Article 27 of the ICCPR itself prevents the State from denying the right of minorities “…. in community with other members of their group, to enjoy their own culture, to profess and practice their own religion or to use their own language.” This is a human right of the community as a group and those persons who voluntarily accept to be bound by their religious standards. Persons unwilling to be so bound are free to walk away and subject themselves to other systems. Those who seek to ride on controversial so-called international standards such as legitimizing intimate‘same sex’ relationship must recognize the legally supported rights of those willing to be governed by their respective cultural and religious standards. Where there is an apparent conflict, international norms and standards must give way to the treaties which protect the rights of minorities.
One cannot tinker into the culture, religion or language of any community which is in a minority, according to Article 27 of the ICCPR. Any attempt to meddle with any aspect of the religion, culture or language will be a denial of the rights of the community and its adherents.

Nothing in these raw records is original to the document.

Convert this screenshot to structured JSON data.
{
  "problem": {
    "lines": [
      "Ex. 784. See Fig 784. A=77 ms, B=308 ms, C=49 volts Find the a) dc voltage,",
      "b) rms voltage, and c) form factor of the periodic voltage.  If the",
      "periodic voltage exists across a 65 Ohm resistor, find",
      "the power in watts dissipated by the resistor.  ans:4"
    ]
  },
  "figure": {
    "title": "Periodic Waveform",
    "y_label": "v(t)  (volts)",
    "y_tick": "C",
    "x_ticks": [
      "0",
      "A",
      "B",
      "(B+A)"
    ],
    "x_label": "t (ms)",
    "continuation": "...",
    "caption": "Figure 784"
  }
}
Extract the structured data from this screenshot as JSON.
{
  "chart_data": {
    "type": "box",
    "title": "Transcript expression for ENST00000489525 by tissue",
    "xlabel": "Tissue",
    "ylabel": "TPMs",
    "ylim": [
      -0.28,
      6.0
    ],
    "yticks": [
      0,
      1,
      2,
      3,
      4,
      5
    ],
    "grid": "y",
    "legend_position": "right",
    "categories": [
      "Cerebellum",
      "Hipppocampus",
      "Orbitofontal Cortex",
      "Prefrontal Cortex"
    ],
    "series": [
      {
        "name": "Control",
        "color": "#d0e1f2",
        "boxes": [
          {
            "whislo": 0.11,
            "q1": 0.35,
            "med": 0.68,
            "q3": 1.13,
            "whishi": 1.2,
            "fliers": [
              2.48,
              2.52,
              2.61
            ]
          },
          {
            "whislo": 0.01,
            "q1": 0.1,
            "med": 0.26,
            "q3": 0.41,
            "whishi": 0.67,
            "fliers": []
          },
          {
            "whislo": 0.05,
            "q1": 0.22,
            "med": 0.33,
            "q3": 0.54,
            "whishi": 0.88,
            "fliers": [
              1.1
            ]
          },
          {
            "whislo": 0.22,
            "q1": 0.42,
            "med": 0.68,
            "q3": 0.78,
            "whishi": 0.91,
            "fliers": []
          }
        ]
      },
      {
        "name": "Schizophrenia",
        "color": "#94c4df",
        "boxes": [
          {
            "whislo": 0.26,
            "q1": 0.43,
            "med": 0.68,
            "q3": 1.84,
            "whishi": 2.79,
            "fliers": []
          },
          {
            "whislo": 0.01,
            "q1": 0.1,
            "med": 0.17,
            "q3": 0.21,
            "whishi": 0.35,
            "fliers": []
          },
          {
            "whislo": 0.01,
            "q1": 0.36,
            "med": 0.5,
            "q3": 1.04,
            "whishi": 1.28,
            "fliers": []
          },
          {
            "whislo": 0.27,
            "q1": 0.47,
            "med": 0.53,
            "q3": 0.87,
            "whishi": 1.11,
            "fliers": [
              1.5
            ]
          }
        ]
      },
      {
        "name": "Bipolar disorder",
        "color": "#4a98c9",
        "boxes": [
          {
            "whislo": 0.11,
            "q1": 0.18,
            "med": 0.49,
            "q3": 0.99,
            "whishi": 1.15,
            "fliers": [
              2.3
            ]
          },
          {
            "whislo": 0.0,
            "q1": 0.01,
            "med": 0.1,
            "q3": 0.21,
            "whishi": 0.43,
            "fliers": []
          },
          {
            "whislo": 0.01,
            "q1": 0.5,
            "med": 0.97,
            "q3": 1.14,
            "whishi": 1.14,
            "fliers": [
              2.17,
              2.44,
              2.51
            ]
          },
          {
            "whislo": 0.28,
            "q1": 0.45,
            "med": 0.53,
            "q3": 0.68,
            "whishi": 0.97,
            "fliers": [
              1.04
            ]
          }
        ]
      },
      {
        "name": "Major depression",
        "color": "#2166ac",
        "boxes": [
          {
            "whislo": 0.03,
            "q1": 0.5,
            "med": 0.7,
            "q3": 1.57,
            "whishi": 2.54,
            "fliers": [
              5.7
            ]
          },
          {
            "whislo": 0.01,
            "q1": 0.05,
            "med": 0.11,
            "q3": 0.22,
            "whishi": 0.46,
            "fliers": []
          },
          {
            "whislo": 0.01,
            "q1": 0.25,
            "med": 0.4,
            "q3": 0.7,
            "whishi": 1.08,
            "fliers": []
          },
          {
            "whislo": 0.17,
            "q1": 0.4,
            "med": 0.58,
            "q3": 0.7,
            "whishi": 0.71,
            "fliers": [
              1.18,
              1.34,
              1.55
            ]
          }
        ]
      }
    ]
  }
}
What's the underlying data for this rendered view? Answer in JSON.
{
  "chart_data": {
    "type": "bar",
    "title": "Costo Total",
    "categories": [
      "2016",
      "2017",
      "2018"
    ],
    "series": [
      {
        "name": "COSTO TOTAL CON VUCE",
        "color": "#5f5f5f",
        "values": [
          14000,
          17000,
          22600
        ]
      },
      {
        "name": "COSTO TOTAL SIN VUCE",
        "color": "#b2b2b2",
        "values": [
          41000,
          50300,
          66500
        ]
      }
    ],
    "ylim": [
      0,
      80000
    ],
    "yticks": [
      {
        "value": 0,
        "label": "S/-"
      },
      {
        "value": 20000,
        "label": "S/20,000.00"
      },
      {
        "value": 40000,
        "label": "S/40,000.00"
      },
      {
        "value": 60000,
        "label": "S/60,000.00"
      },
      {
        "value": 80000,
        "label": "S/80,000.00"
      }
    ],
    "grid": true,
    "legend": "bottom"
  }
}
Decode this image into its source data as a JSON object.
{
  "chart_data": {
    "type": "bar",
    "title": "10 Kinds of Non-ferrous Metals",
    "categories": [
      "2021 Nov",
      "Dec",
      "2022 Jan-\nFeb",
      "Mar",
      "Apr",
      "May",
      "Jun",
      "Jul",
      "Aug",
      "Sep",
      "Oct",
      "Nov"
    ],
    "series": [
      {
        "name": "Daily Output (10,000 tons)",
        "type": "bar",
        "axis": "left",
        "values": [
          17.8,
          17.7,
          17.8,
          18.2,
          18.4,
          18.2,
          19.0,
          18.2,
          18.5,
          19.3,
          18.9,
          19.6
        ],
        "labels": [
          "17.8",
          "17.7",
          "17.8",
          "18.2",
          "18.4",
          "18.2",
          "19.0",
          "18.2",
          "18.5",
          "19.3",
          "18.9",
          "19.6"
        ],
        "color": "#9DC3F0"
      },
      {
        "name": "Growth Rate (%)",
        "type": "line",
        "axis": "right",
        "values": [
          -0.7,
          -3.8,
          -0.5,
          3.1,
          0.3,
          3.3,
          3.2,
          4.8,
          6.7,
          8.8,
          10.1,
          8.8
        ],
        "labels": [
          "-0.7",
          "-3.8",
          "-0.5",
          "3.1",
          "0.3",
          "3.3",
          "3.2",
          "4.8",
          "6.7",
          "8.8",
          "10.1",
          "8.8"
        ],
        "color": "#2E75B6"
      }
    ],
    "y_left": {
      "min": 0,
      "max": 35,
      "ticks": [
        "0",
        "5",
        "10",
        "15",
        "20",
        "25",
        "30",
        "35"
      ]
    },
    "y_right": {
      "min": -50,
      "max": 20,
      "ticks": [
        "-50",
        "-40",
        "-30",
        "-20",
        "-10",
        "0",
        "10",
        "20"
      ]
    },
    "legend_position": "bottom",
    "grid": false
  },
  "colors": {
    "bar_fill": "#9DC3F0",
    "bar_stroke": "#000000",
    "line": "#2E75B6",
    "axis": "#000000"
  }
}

Apart from the ICCPR a number of other provisions in other treaties, covenants and declarations of the UN also protect religion and culture from external interferences.
The changes have to come from within the community. Those willing to accept and be bound by the cultural and religious practices of the community to which they belong are equally entitled to bring about changes to practices which are inconsistent with the standards laid down in the religion. International norms could inspire the community to bring about acceptable changes. In the light of their current experiences they could educate their fellow members of the fault lines that are affecting men, women and children. The community should be open to learn from the experiences from its own children, women and men and mend its ways. Genuine concerns must be dealt with duly and honestly. These wishing and urging internal changes should refrain from travelling embedded in Trojan horses. Those seeking justice must come with clean hands though no one is perfect. State party to the treaties can effect the changes at the instance of the community.
The Muslim community is firmly in support of amending the Muslim Marriage and Divorce Act to overcome several deficiencies in the Act. The deficiencies are not merely in the Act but also in the standards of a few appointed under this law .Similar deficiencies exist in other systems as well. These are matters before the Justice Marsoof Committee. The Committee must complete its task even if it requires more time. However, there is no need to rush by sacrificing the need for careful consideration of the issues.